Ditulis oleh : Humas Kemenhut
TRIBUNNERS - Selasa (5/4/2016) tim dokter hewan gabungan dari Kementerian LHK, TSI, YABI, IPB dan WWF menyatakan Najaq, badak Sumatera di Kutai Barat, Kalimantan Timur, mati.
Tim drh Gabungan menduga kematian Najag akibat infeksi berat disebabkan luka parah pada kaki kirinya akibat jerat tali.
Badak yang diperkirakan berumur 10 tahun itu diperkirakan terjerat sejak September 2015, dan ketika berhasil ditangkap tali jerat sudah putus namun tali yang tersisa sudah masuk sangat dalam ke dalam kulit badak.
Kepastian penyebab kematian Najaq akan diketahui setelah pemeriksaan post mortem (autopsi).
Najaq pernah tertangkap kamera jebak pada akhir Oktober 2015 dengan jerat tali pada kaki kiri belakangnya.
Sejak saat itu, Najaq diusahakan untuk ditangkap agar dapat dilepaskan jerat talinya dan diberi pengobatan.
Baru pada 12 Maret 2016, Najaq berhasil ditangkap dan langsung diberikan pengobatan untuk lukanya dengan antibiotik dan anti bengkak serta vitamin oleh tim dokter hewan dari Kementerian Lingkungan Hidup dan Kehutanan (KLHK), Taman Safari Indonesia (TSI), Yayasan Badak Indonesia (YABI), IPB dan WWF.
Upaya pengobatan di atas juga didukung dan dikonsultasikan dengan para ahli badak internasional (Australia Zoo, Tarongga Zoo-Australia, Cornell University-USA).
Kondisi badak dilaporkan mulai membaik yang diindikasikan dengan makan cukup banyak, namun diprediksi masih ada infeksi di kaki nya (luka dalam).
Beberapa hari terakhir, kondisi kesehatan Najaq diketahui menurun dan akhirnya mati.
Kematian ini diduga karena adanya infeksi berat yang bersumber dari luka jerat di kaki kiri. Setelah pemeriksaan post mortem, Badak yang mati akan diawetkan untuk kepentingan ilmu pengetahuan.
"Pengobatan yang diberikan oleh tim dokter hewan sempat direspons positif. Namun demikian, memang luka yang dialami pada kaki kirinya parah dan menyebabkan infeksi,” ujar drh Muhammad Agil, salah satu personil tim gabungan drh penyelamatan badak Sumatera di Kabupaten Kutai Barat.

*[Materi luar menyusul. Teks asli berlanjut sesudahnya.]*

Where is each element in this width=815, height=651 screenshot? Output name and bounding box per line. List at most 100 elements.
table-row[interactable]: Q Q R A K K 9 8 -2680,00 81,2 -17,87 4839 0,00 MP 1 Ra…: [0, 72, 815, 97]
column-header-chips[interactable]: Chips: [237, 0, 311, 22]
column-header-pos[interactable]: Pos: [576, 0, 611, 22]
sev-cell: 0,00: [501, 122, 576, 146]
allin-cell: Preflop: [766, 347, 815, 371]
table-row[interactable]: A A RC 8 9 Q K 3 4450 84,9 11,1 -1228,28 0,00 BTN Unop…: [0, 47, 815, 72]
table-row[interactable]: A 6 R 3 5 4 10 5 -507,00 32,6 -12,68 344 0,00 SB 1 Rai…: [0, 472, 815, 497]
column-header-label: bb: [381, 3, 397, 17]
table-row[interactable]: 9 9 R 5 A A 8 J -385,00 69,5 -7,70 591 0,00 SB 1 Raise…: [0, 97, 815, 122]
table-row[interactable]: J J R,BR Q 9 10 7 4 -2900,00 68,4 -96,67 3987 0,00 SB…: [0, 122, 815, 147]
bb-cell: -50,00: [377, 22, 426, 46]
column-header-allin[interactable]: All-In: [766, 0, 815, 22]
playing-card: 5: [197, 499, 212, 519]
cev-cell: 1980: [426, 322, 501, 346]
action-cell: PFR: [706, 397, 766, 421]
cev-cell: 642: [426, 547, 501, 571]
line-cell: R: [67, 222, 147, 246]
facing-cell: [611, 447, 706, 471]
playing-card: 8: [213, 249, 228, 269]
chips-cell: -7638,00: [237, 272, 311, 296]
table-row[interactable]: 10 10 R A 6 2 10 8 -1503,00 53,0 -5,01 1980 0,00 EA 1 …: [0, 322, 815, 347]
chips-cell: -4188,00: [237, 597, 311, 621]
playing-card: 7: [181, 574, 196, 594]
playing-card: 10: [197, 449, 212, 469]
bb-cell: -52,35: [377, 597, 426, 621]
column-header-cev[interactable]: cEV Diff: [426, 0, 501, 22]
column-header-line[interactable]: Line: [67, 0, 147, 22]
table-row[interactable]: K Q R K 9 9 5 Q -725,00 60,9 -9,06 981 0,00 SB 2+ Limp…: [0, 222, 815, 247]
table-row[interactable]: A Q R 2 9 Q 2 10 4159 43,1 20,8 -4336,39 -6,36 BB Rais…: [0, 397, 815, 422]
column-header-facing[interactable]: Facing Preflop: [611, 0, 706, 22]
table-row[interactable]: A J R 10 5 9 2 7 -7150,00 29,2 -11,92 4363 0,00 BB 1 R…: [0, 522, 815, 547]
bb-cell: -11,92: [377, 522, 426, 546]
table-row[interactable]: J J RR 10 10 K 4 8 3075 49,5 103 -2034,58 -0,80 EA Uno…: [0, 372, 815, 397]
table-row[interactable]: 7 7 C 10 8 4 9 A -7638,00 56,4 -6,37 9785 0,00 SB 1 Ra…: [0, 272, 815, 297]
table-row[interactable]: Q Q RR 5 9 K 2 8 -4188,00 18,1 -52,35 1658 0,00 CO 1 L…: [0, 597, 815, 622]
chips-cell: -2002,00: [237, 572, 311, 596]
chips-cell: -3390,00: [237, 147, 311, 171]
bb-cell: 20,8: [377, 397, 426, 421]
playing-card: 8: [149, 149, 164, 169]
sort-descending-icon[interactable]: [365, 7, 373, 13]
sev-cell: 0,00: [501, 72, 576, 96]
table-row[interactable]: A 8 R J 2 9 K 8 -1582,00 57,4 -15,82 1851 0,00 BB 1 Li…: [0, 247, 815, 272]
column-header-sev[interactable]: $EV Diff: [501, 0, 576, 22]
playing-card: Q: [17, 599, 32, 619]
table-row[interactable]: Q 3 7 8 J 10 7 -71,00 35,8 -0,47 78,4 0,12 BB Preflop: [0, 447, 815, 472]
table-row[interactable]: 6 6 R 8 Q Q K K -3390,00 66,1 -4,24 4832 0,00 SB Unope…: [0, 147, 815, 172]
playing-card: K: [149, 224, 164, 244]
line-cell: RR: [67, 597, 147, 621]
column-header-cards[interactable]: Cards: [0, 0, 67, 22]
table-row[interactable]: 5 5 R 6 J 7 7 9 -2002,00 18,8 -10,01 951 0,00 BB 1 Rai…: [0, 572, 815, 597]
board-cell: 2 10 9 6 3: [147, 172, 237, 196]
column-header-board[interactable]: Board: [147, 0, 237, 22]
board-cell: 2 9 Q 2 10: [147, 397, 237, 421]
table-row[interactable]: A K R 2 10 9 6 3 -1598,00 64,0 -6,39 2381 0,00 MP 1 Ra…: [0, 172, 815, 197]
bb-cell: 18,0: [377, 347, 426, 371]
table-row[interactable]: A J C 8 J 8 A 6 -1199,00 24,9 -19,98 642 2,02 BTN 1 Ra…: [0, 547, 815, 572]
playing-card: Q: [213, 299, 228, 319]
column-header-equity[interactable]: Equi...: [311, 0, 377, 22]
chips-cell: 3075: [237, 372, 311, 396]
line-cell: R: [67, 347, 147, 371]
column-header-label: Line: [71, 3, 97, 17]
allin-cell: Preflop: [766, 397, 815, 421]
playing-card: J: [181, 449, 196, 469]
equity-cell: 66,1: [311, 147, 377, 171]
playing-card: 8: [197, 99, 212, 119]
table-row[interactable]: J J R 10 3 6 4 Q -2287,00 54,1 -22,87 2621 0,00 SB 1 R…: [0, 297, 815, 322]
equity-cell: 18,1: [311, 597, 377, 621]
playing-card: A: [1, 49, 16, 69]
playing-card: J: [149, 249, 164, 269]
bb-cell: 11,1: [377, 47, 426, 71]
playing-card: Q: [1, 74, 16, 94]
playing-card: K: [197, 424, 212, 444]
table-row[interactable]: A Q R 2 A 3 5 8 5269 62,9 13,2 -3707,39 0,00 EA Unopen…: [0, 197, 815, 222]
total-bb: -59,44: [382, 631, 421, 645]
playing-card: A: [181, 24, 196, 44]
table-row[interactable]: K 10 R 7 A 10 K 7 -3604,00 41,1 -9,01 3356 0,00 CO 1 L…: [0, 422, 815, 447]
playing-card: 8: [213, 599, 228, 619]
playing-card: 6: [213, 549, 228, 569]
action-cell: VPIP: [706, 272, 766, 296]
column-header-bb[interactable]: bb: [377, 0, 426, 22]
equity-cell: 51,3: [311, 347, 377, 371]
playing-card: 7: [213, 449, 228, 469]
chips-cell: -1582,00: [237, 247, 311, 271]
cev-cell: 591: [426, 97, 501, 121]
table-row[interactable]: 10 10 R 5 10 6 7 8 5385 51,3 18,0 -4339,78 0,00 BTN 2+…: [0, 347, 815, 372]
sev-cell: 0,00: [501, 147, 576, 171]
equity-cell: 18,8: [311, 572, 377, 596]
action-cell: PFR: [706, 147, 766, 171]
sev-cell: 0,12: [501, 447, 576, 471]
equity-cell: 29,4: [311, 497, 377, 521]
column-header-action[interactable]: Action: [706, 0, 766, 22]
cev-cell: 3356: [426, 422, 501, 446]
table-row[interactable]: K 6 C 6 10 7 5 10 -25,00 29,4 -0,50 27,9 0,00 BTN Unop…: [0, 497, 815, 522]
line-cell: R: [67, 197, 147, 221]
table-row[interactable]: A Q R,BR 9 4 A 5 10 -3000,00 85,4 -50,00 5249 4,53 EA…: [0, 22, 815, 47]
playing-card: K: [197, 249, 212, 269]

Direktur Jenderal Konservasi Sumber Daya Alam dan Ekosistem KLHK Tachrir Fathoni mengatakan, “Kematian badak sumatera Najag sesungguhnya menunjukan bahwa populasi badak sumatera di Kalimantan ada, yang selama ini keberadaannya dianggap tidak ada. Untuk itu, KLHK akan terus melanjutkan upaya perlindungan badak sumatera yang ada di Kutai Barat Kalimantan Timur."
“Ini merupakan pelajaran berharga bahwa menyelamatkan satu badak saja sangat sulit, dan perlu dukungan ahli dan sumber daya yang intensif,” ujar Efransjah, CEO WWF-Indonesia.
Dalam kesempatan yang sama, Widodo Ramono, Direktur Eksekutif YABI menyatakan, “Dengan kejadian ini akan menambah kehati-hatian kita dalam menangani konservasi badak Sumatera yang memang memiliki perilaku yang sangat unik."
Sementara secara terpisah, Bupati Kutai Barat, Ismail Thomas, mengemukakan keprihatinannya, “Saya sangat prihatin dengan kematian Badak Najaq, dan ini menjadi pelajaran bagi semua pihak dalam melanjutkan penanganan dan penyelamatan Badak-badak selanjutnya yang masih ada di Kutai Barat.”